Enquêtes et actualité à Strasbourg et Eurométropole

Un an après son ouverture, la salle de shoot de Strasbourg ne désemplit pas

Un an après le lancement de la salle de shoot de Strasbourg, la fréquentation s’établit entre 50 et 80 personnes par jour et ne faiblit pas. Élus et travailleurs sociaux se félicitent d’y accueillir un public auparavant très éloigné des soins. Prochain objectif : propose de l’hébergement pour accompagner les toxicomanes dans la durée.

Cet article est en accès libre. Pour soutenir Rue89 Strasbourg, abonnez-vous.
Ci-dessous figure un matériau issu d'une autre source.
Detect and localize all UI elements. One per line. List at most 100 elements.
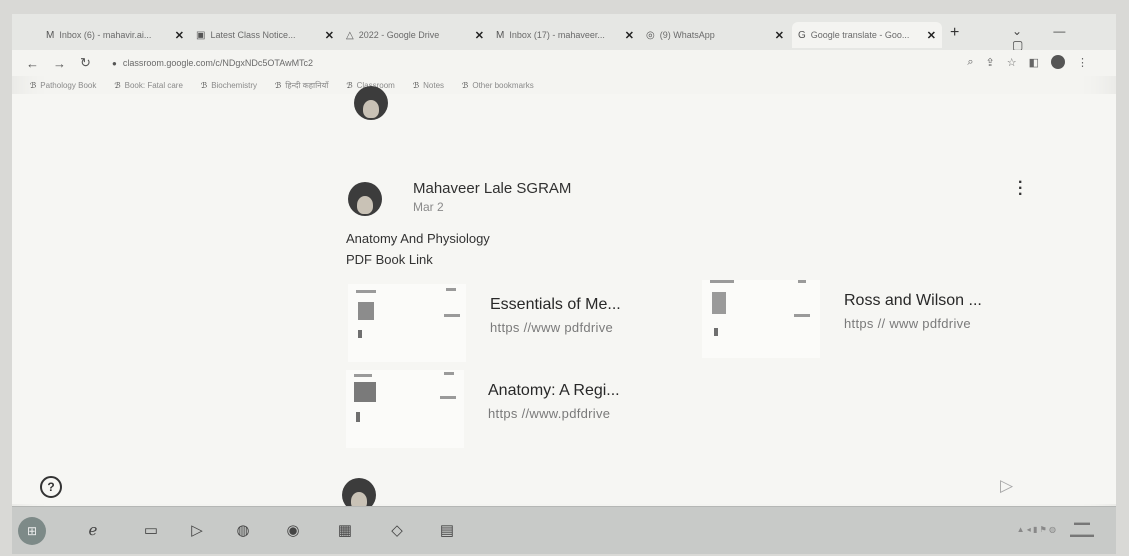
star-icon[interactable]: ☆ bbox=[1007, 56, 1017, 69]
thumbnail-mark bbox=[356, 412, 360, 422]
thumbnail-line bbox=[440, 396, 456, 399]
bookmarks-bar: ℬ Pathology Book ℬ Book: Fatal care ℬ Bioch… bbox=[12, 76, 1116, 94]
thumbnail-image bbox=[358, 302, 374, 320]
tab-google-translate[interactable]: G Google translate - Goo... ✕ bbox=[792, 22, 942, 48]
post-date: Mar 2 bbox=[413, 200, 444, 214]
bookmark-item[interactable]: ℬ Notes bbox=[413, 81, 444, 90]
thumbnail-line bbox=[354, 374, 372, 377]
send-icon[interactable]: ▷ bbox=[1000, 476, 1013, 496]
forward-arrow-icon[interactable]: → bbox=[53, 56, 66, 71]
browser-icon[interactable]: ◍ bbox=[228, 517, 258, 543]
internet-explorer-icon[interactable]: ℯ bbox=[78, 517, 108, 543]
thumbnail-line bbox=[356, 290, 376, 293]
close-icon[interactable]: ✕ bbox=[775, 29, 784, 42]
excel-icon[interactable]: ▤ bbox=[432, 517, 462, 543]
zoom-icon[interactable]: ⌕ bbox=[967, 56, 973, 69]
chrome-icon[interactable]: ◉ bbox=[278, 517, 308, 543]
menu-icon[interactable]: ⋮ bbox=[1077, 56, 1088, 69]
gmail-icon: M bbox=[496, 29, 505, 41]
bookmark-item[interactable]: ℬ Pathology Book bbox=[30, 81, 96, 90]
post-author: Mahaveer Lale SGRAM bbox=[413, 180, 572, 197]
new-tab-button[interactable]: + bbox=[950, 24, 959, 42]
drive-icon: △ bbox=[346, 29, 354, 41]
google-icon: G bbox=[798, 29, 806, 41]
bookmark-item[interactable]: ℬ Book: Fatal care bbox=[114, 81, 183, 90]
share-icon[interactable]: ⇪ bbox=[986, 56, 995, 69]
book-icon: ℬ bbox=[462, 80, 469, 90]
attachment-url: https //www pdfdrive bbox=[490, 320, 614, 335]
bookmark-item[interactable]: ℬ Biochemistry bbox=[201, 81, 257, 90]
post-text-line: PDF Book Link bbox=[346, 252, 433, 267]
thumbnail-line bbox=[444, 314, 460, 317]
thumbnail-image bbox=[712, 292, 726, 314]
book-icon: ℬ bbox=[274, 80, 282, 90]
attachment-card[interactable]: Anatomy: A Regi... https //www.pdfdrive bbox=[346, 370, 666, 448]
start-button[interactable]: ⊞ bbox=[18, 517, 46, 545]
classroom-stream: Mahaveer Lale SGRAM Mar 2 · · · Anatomy An… bbox=[12, 86, 1116, 504]
browser-window: M Inbox (6) - mahavir.ai... ✕ ▣ Latest C… bbox=[12, 14, 1116, 554]
app-icon[interactable]: ◇ bbox=[382, 517, 412, 543]
thumbnail-line bbox=[444, 372, 454, 375]
media-player-icon[interactable]: ▷ bbox=[182, 517, 212, 543]
tab-inbox-2[interactable]: M Inbox (17) - mahaveer... ✕ bbox=[490, 22, 640, 48]
system-tray[interactable]: ▲ ◂ ▮ ⚑ ◍ bbox=[1017, 525, 1056, 534]
avatar bbox=[354, 86, 388, 120]
system-clock[interactable]: ▬▬ ▬▬▬ bbox=[1070, 517, 1094, 541]
attachment-card[interactable]: Essentials of Me... https //www pdfdrive bbox=[348, 284, 668, 362]
whatsapp-icon: ◎ bbox=[646, 29, 655, 41]
close-icon[interactable]: ✕ bbox=[927, 29, 936, 42]
tab-label: Inbox (17) - mahaveer... bbox=[509, 30, 605, 40]
thumbnail-mark bbox=[358, 330, 362, 338]
pdf-thumbnail bbox=[348, 284, 466, 362]
close-icon[interactable]: ✕ bbox=[325, 29, 334, 42]
thumbnail-line bbox=[794, 314, 810, 317]
tab-label: Latest Class Notice... bbox=[210, 30, 296, 40]
url-text: classroom.google.com/c/NDgxNDc5OTAwMTc2 bbox=[122, 58, 314, 68]
sidebar-icon[interactable]: ◧ bbox=[1029, 56, 1039, 69]
folder-icon[interactable]: ▭ bbox=[136, 517, 166, 543]
book-icon: ℬ bbox=[346, 80, 353, 90]
reload-icon[interactable]: ↻ bbox=[80, 55, 91, 71]
attachment-title: Anatomy: A Regi... bbox=[488, 382, 620, 399]
back-arrow-icon[interactable]: ← bbox=[26, 56, 39, 71]
close-icon[interactable]: ✕ bbox=[175, 29, 184, 42]
author-avatar[interactable] bbox=[348, 182, 382, 216]
tab-drive[interactable]: △ 2022 - Google Drive ✕ bbox=[340, 22, 490, 48]
help-icon[interactable]: ? bbox=[40, 476, 62, 498]
window-controls[interactable]: ⌄ — ▢ bbox=[1012, 24, 1116, 52]
bookmark-item[interactable]: ℬ हिन्दी कहानियाँ bbox=[275, 80, 328, 91]
tab-label: Google translate - Goo... bbox=[810, 30, 910, 40]
attachment-card[interactable]: Ross and Wilson ... https // www pdfdriv… bbox=[702, 280, 1022, 358]
pdf-thumbnail bbox=[702, 280, 820, 358]
thumbnail-line bbox=[710, 280, 734, 283]
bookmark-item[interactable]: ℬ Other bookmarks bbox=[462, 81, 534, 90]
more-options-icon[interactable]: · · · bbox=[1018, 175, 1023, 203]
lock-icon: ● bbox=[112, 58, 117, 68]
tab-label: 2022 - Google Drive bbox=[358, 30, 440, 40]
thumbnail-line bbox=[798, 280, 806, 283]
book-icon: ℬ bbox=[200, 80, 208, 90]
profile-avatar[interactable] bbox=[1051, 55, 1065, 69]
class-icon: ▣ bbox=[196, 29, 206, 41]
close-icon[interactable]: ✕ bbox=[475, 29, 484, 42]
tab-label: Inbox (6) - mahavir.ai... bbox=[59, 30, 152, 40]
thumbnail-line bbox=[446, 288, 456, 291]
image-viewer-icon[interactable]: ▦ bbox=[330, 517, 360, 543]
thumbnail-mark bbox=[714, 328, 718, 336]
tab-inbox[interactable]: M Inbox (6) - mahavir.ai... ✕ bbox=[40, 22, 190, 48]
book-icon: ℬ bbox=[30, 80, 37, 90]
navigation-bar: ← → ↻ ● classroom.google.com/c/NDgxNDc5O… bbox=[12, 50, 1116, 76]
attachment-url: https //www.pdfdrive bbox=[488, 406, 611, 421]
attachment-title: Essentials of Me... bbox=[490, 296, 621, 313]
close-icon[interactable]: ✕ bbox=[625, 29, 634, 42]
book-icon: ℬ bbox=[412, 80, 420, 90]
toolbar-icons: ⌕ ⇪ ☆ ◧ ⋮ bbox=[967, 55, 1088, 69]
tab-class-notice[interactable]: ▣ Latest Class Notice... ✕ bbox=[190, 22, 340, 48]
taskbar: ⊞ ℯ ▭ ▷ ◍ ◉ ▦ ◇ ▤ ▲ ◂ ▮ ⚑ ◍ ▬▬ ▬▬▬ bbox=[12, 506, 1116, 554]
tab-strip: M Inbox (6) - mahavir.ai... ✕ ▣ Latest C… bbox=[12, 14, 1116, 52]
post-text-line: Anatomy And Physiology bbox=[346, 231, 490, 246]
address-bar[interactable]: ● classroom.google.com/c/NDgxNDc5OTAwMTc… bbox=[112, 53, 972, 73]
tab-whatsapp[interactable]: ◎ (9) WhatsApp ✕ bbox=[640, 22, 790, 48]
attachment-url: https // www pdfdrive bbox=[844, 316, 971, 331]
gmail-icon: M bbox=[46, 29, 55, 41]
Un an après son ouverture, la salle de shoot de Strasbourg ne désemplit pas

En France, deux salles de shoot ont été ouvertes, la première à Paris en octobre 2016 et la seconde à Strasbourg un mois plus tard. Baptisée Argos, la « salle de consommation à moindre risque » (SCMR) selon le vocable officiel de Strasbourg accueille les toxicomanes au rez-de-chaussée de l’ancien bâtiment de chirurgie thoracique à l’Hôpital civil. Tous les jours de l’année, de 13h à 19h, ce centre permet la consommation de stupéfiants, dans des conditions sanitaires adaptées et sécurisées. Les toxicomanes apportent leurs produits et sont accompagnés dans leurs gestes, des précautions leur sont conseillées, du matériel stérile est fourni, etc.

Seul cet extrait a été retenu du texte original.